Doña Cándida había sido hermosa. En la primera etapa de su miseria había defendido sus facciones de la lima del tiempo; pero ya en la época esta de las visitas y de los ataques a mi mal defendido peculio, la vejez la redimía del cuidado de su figura, y no sólo había colgado los pinceles, sino que ni aun se arreglaba con aquel esmero que más bien corresponde a la decencia que a la presunción. Deplorable abandono revelaban su traje y peinado, hecho de varios crepés de diferentes colores, añadidos y pelotas como de lana, aspirando el conjunto a imitar la forma más en moda. Así como en su conducta no existía la dignidad de la pobreza, en su vestido no había el aseo y compostura que son el lujo, o mejor, el decoro de la miseria. El corte era de moda, pero las telas ajadas y sucias declaraban haber sufrido infinitas metamorfosis antes de llegar a aquel estado. Prefería harapos de un viso elegante, a una falda nueva de percal o mantón de lana. Tenía un vestido color de pasa de Corinto, que lo menos, lo menos, databa de los tiempos de la Vicalvarada, y que con las transformaciones y el uso se había vuelto de un color así como de caoba, con ciertos tornasoles, vetas o ráfagas que le daban el mérito de una tela rarísima y milagrosa.

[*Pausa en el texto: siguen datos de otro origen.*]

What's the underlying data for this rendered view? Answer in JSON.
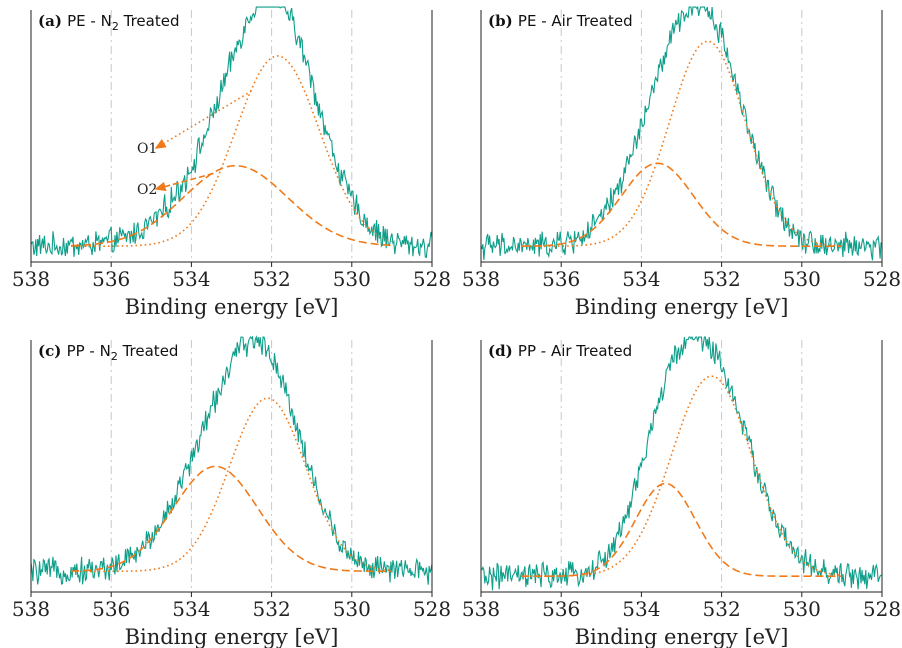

Usaba un tupido velo que a la luz solar ofrecía todos los cambiantes del iris, por efecto de los corpúsculos del polvo que se habían agarrado a sus urdimbres. En la sombra parecía una masa de telarañas que velaban su frente, como si la cabeza anticuada de la señora hubiera estado expuesta a la soledad y abandono de un desván durante medio siglo. Sus dos manos, con guantes de color de ceniza, me producían el efecto de un par de garras, cuando las veía vueltas hacia mí, mostrándome descosidas las puntas de la cabritilla y dejando ver los agudos dedos. Sentía yo cierto descanso cuando las veía esconderse por las dos bocas de un manguito, cuya piel parecía haber servido para limpiar suelos. De perfil tenía doña Cándida algo de figura romana. Era mi cínife muy semejante al Marco Aurelio de yeso que figuraba con los otros padrotes, sobre mi estantería. De frente no eran tan perceptibles las reminiscencias de su belleza. Brillaba en sus ojos no sé qué avidez insana, y tenía sonrisas antipáticas, propiamente secuestradoras, con más un movimiento de cabeza siempre afirmativo, el cual, no sé por qué, me revelaba incorregible prurito de engañar. La figura de sus modales era otra reminiscencia que la hacía tolerable, y a veces agradable, si bien no tanto que me hiciera desear sus visitas. El parecido con Marco Aurelio, que yo hice notar cierto día a mi discípulo, fue causa de que este le diese aquel nombre romano; pero después, confundiendo maliciosamente aquel emperador con otro, la llamaba Calígula.

Impresionada sin duda por la filípica que le eché aquel día, varió de sistema. Larga temporada estuvo sin ir a mi casa sino muy contadas veces, y nunca me pedía dinero verbalmente. Para darme los golpes se valía de su sobrina, a quien mandaba a mi casa, portadora de un papelito pidiéndome cualquier cantidad con esta fórmula: «Haz el favor de prestarme tres o cuatro duros, que te devolveré la semana que entra».

Las semanas de doña Cándida se componían, como las de Daniel, de setenta semanas de años o poco menos.

El sistema de poner el sablote en las inocentes manos de una niña, era prueba clara de la astucia y sagacidad de la vieja, porque, conociendo mi grande amor a la infancia, calculaba que era imposible la negativa. Y tenía razón la maldita; porque cuando yo veía entrar a la postulante alargándome el papelito sin rodeos ni socaliñas, ya estaba echando mano a mi bolsillo o a la gaveta para adelantarme a la acción de la pobre niña y evitarle la pena de dar el fastidioso recado.